E então, uma onda quente atingiu seu rosto, juntamente com uma luz alaranjada, a porta aberta, Fire com um semblante confuso fitando o outro no chão.

-Que porra é essa, Water? Erraram onde jogar o lixo?

Rain apressou-se em secar os olhos com a manga de sua roupa, se colocando em pé sem ter brio de olhar para frente. Ele provavelmente o havia sentido ali, seu cerne o denunciara.

-Eu...eu vim ver como o Noto estava, você ainda não passou nenhuma noite com ele e achei que poderia estar com problemas com o temperamento dele...

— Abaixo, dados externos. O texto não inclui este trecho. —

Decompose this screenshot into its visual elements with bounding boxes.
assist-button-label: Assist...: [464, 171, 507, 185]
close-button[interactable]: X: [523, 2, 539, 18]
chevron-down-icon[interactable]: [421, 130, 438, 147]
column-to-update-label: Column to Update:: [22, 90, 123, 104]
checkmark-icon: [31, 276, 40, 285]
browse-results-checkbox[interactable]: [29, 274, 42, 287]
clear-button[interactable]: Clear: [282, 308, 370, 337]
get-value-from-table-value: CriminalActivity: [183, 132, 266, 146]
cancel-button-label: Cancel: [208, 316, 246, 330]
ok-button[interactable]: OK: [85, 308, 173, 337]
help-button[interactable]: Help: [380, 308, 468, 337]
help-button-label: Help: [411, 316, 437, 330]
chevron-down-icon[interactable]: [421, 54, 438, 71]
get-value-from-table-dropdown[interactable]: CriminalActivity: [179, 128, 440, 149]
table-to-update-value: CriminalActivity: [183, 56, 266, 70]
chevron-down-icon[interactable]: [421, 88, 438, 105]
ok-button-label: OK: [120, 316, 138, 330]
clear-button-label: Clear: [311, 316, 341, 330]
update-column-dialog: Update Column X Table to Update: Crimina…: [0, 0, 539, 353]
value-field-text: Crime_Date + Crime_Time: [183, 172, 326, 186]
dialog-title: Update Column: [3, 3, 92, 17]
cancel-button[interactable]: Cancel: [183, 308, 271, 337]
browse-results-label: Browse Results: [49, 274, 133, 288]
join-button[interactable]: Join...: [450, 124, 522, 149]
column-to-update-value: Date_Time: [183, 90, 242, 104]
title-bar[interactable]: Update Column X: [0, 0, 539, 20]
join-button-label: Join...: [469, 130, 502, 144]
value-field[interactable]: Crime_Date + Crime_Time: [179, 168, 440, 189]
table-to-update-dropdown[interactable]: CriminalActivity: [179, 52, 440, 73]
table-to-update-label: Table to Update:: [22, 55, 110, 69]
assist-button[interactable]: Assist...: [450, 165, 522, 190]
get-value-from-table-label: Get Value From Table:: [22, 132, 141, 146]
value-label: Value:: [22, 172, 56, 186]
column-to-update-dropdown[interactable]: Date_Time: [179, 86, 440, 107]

-Pois ele está dormindo maravilhosamente bem, obrigado e boa noite.- respondeu rispidamente voltando para o quarto e fechando a porta com um baque seco.

E ali estava ele na mesma situação, a dura porta fechada, as palavras engasgadas em sua garganta, a pouca coragem lhe esvaindo como veios que fugiam pela terra e no fim sempre era medo. Baniu Fire por medo, permitiu que seu corpo e alma fossem marcados por medo, fugiu de uma guerra por medo, nunca realmente tentou conversar com ele por medo, parou naquela porta por medo, voltou ao seu quarto por medo, chorou em sua cama por medo.

Nesse momento, sentia-se muito mais uma Gota de Lágrima do que o Senhor das Águas.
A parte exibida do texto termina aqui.